L’aiuto al lavoro
che fa bene a tutti

Sembrava bello e impossibile, il fondo per aiutare i disoccupati a trovare una nuova strada e una speranza. Sì, una di quelle favole troppo belle per essere vere, per tanti motivi. Sindacati e associazioni di categoria nella Camera di commercio avevano remato insieme, con decisione. Si trattava di un segnale estremamente innovativo, perché in Italia è più facile portare avanti il sostegno sotto forma di sussidio.

Era creativa, l’idea, specchio di quel “saper fare” comasco che nelle imprese ogni giorno viene interpretato da imprenditori e lavoratori. Un’armonia che è diventata realtà anche in questa proposta, ma che si è infranta contro il solito mostro che nelle fiabe ha tanti volti pittoreschi. Nella vita quotidiana del nostro Paese, è molto meno vario: ostenta la faccia grigia della burocrazia.

È stato importante non perdere la voglia di lottare - per ironia della sorte la battaglia avveniva quando si lanciava anche la proposta della zona franca della burocrazia -, come pure la capacità di impegnarsi insieme, nonostante le differenze.
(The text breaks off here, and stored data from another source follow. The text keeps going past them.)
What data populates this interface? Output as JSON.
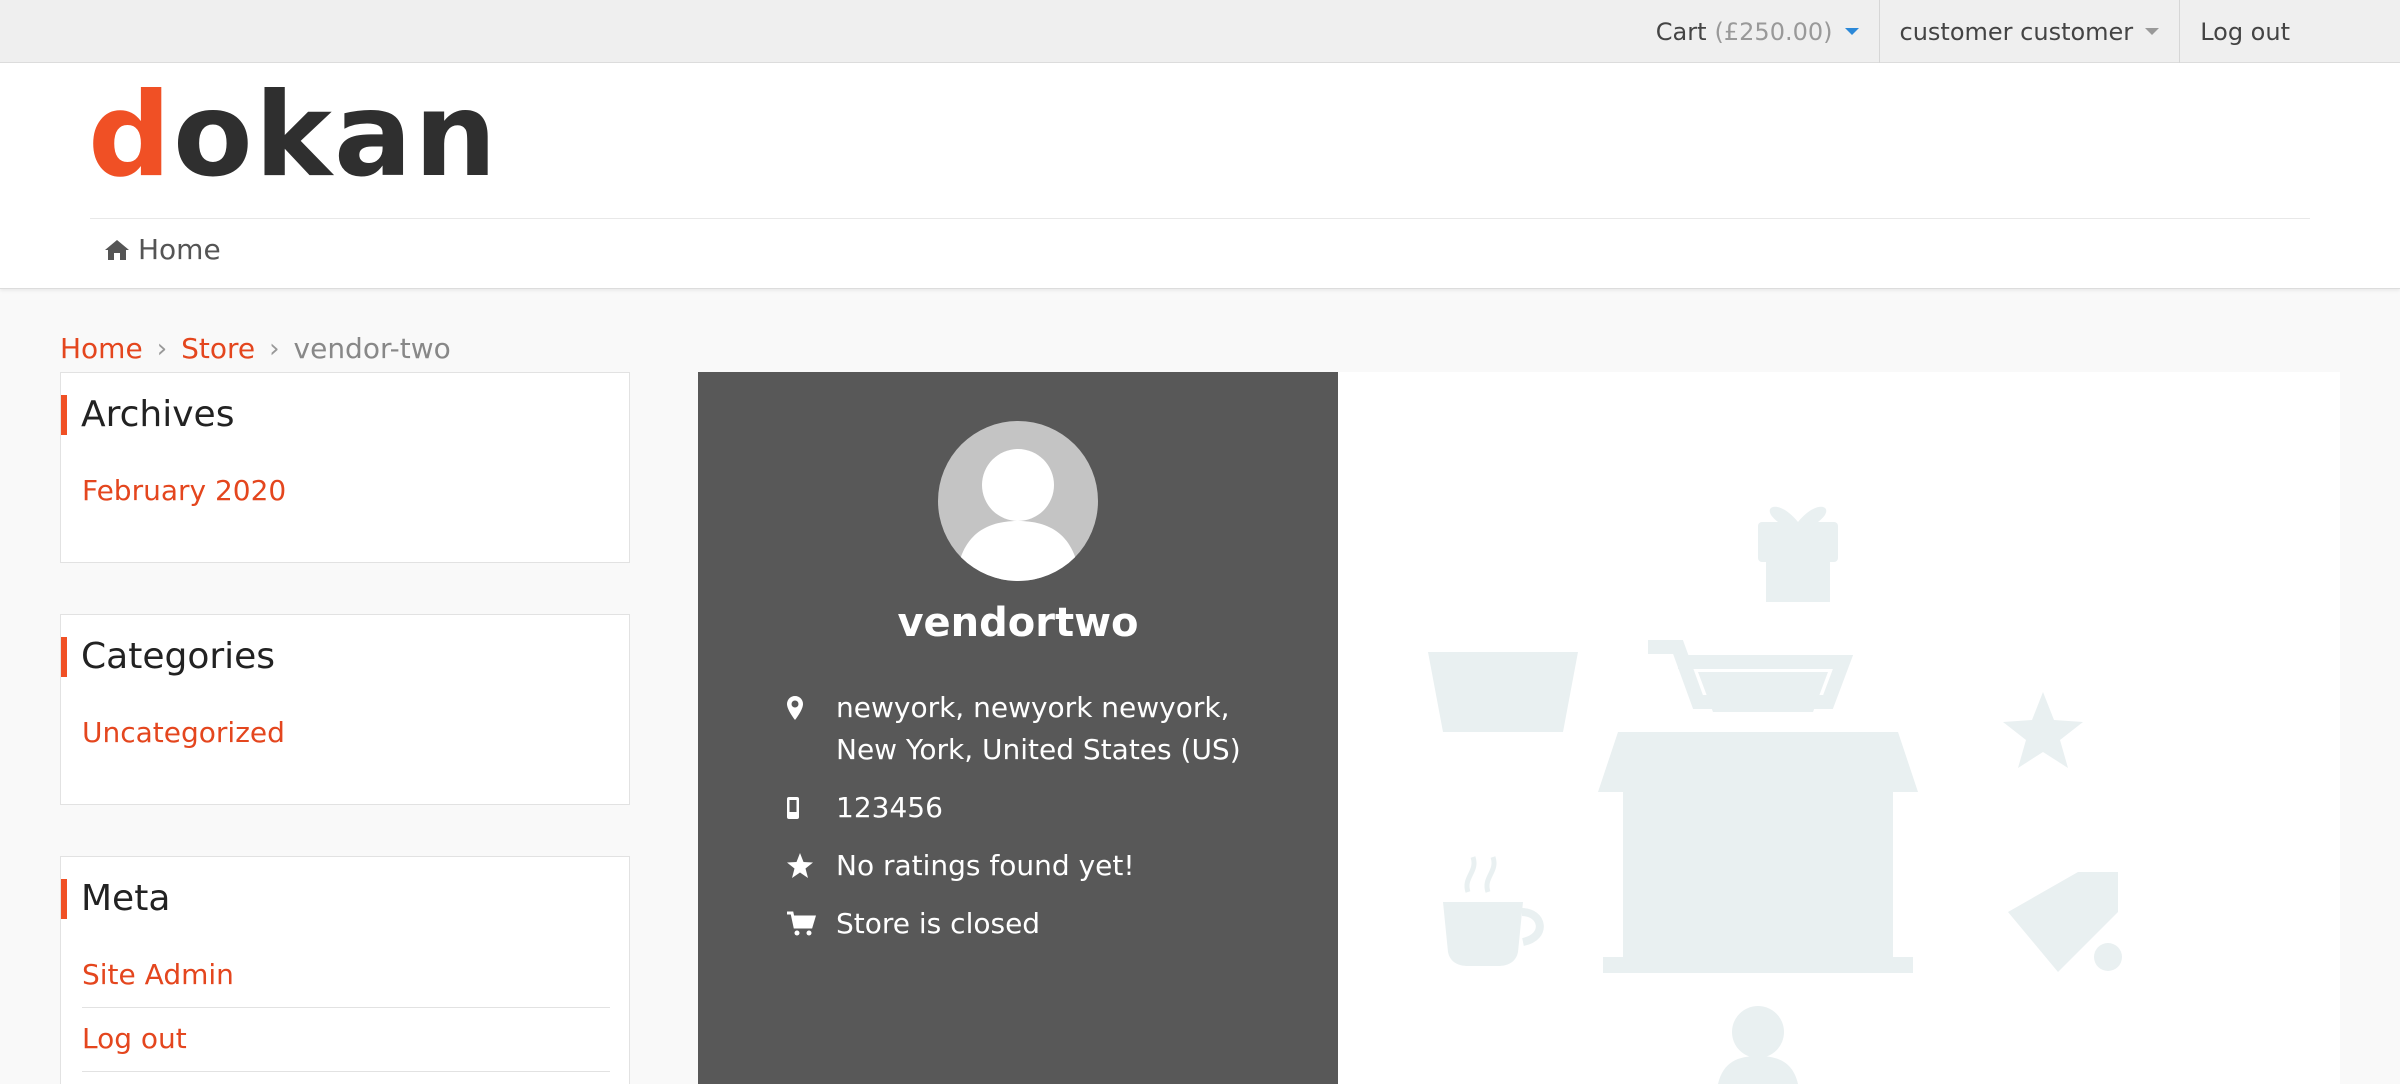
{
  "topbar": {
    "cart_label": "Cart",
    "cart_amount": "(£250.00)",
    "user_label": "customer customer",
    "logout_label": "Log out"
  },
  "header": {
    "logo_first_letter": "d",
    "logo_rest": "okan",
    "nav_home": "Home"
  },
  "breadcrumb": {
    "items": [
      "Home",
      "Store"
    ],
    "current": "vendor-two",
    "separator": "›"
  },
  "sidebar": {
    "archives": {
      "title": "Archives",
      "links": [
        "February 2020"
      ]
    },
    "categories": {
      "title": "Categories",
      "links": [
        "Uncategorized"
      ]
    },
    "meta": {
      "title": "Meta",
      "links": [
        "Site Admin",
        "Log out"
      ]
    }
  },
  "store": {
    "name": "vendortwo",
    "address": "newyork, newyork newyork, New York, United States (US)",
    "phone": "123456",
    "rating": "No ratings found yet!",
    "status": "Store is closed"
  },
  "icons": {
    "home": "home-icon",
    "location": "map-marker-icon",
    "phone": "mobile-phone-icon",
    "rating": "star-icon",
    "status": "shopping-cart-icon"
  },
  "colors": {
    "accent": "#f05025",
    "link": "#e4461e",
    "store_panel": "#585858",
    "banner_illustration": "#e9f0f1"
  }
}
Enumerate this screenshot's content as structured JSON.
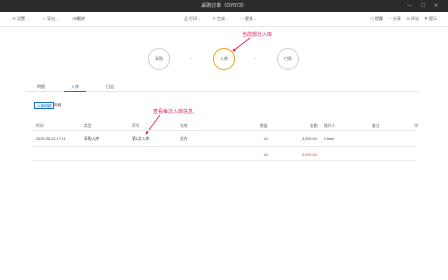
{
  "window": {
    "title": "采购订单（OY073）",
    "controls": [
      "—",
      "☐",
      "✕"
    ]
  },
  "toolbar": {
    "left": [
      {
        "icon": "☰",
        "label": "设置",
        "dropdown": true
      },
      {
        "icon": "⌂",
        "label": "导出",
        "dropdown": true
      },
      {
        "icon": "⌫",
        "label": "删除",
        "dropdown": false
      }
    ],
    "middle": [
      {
        "icon": "⎙",
        "label": "打印",
        "dropdown": true
      },
      {
        "icon": "↻",
        "label": "生成",
        "dropdown": true
      },
      {
        "icon": "⋯",
        "label": "更多",
        "dropdown": true
      }
    ],
    "right": [
      {
        "icon": "◷",
        "label": "提醒"
      },
      {
        "icon": "♡",
        "label": "分享"
      },
      {
        "icon": "✉",
        "label": "评论"
      },
      {
        "icon": "⚑",
        "label": "提示"
      }
    ]
  },
  "stages": [
    {
      "label": "采购",
      "active": false
    },
    {
      "label": "入库",
      "active": true
    },
    {
      "label": "付款",
      "active": false
    }
  ],
  "annotations": {
    "stage_note": "当前部分入库",
    "table_note": "查看每次入库信息"
  },
  "tabs": [
    {
      "label": "明细",
      "active": false
    },
    {
      "label": "入库",
      "active": true
    },
    {
      "label": "日志",
      "active": false
    }
  ],
  "subfilters": [
    {
      "label": "入库明细",
      "active": true
    },
    {
      "label": "明细",
      "active": false
    }
  ],
  "table": {
    "headers": [
      "时间",
      "类型",
      "序号",
      "仓库",
      "数量",
      "金额",
      "操作人",
      "备注"
    ],
    "rows": [
      {
        "time": "2025-05-23 17:11",
        "type": "采购入库",
        "seq": "第1次入库",
        "warehouse": "总仓",
        "qty": "60",
        "amount": "3,000.00",
        "operator": "Cheer",
        "note": ""
      }
    ],
    "totals": {
      "qty": "60",
      "amount": "3,000.00"
    }
  }
}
Così il Fondo di Solidarietà partirà in effetti a dicembre con l’impegno della Fondazione della comunità comasca , scostandosi dal solco originario perché le risorse non saranno investite nella formazione, nella preparazione attiva per un nuovo futuro. Eppure è ugualmente significativo, e se si vuole suggestivo.

Perché migliora la vita di chi aveva perso un’occupazione e la fiducia, permettendogli di sbrigare piccole opere nei Comuni (con le risorse messe in campo dai promotori). Ma non solo la loro. Chi si sentiva magari ormai inutile e privo di un futuro, potrà riprendere a lavorare, e questo resta il dato fondamentale. Vale doppio, tuttavia, perché renderà migliore l’esistenza degli altri, della comunità intera.

Potrà sistemare quel giardino che le famiglie adorano, ma che risulta troppo spesso inaccessibile per i soliti incivili. O avrà la possibilità di rendere più gradevole la scuola. Piccoli gesti, che diventano grandi, perché fanno il bene di tutti.

E che si spera possano anche diventare contagiosi. Se la città e il territorio vengono tenuti in condizioni migliori, anche chi sporca o danneggia con facilità disarmante, è scoraggiato nel proprio comportamento.

Questa operazione vale 230mila euro (e nel futuro si protrarrà), ma il suo peso non è quantificabile. Per come è nata, per come è stata portata avanti nonostante tutto, per la soluzione creativa che è stata messa a fuoco alla fine e per la volontà di farla diventare un’abitudine.

Abitudine. In genere, è quest’ultima che ci stronca. Specialmente quando ci lasciamo dominare dall’assuefazione agli ostacoli, alle storture, a tutto ciò che non gira come sarebbe giusto e sospiriamo: non possiamo farci niente.

È merito di Como aver spezzato questa credenza su un tema fondamentale e doloroso come la disoccupazione. La vicenda del fondo trasmette un messaggio positivo, smantella gli alibi a cui volentieri ci affezioniamo e racconta che qualcosa può cambiare. Nel piccolo, come nel grande.

Adesso la palla passa direttamente ai Comuni del Comasco, che spesso piangono sull’assenza di risorse e la citano come impossibilità di agire. E ora “niente alibi” vale a maggior ragione per loro.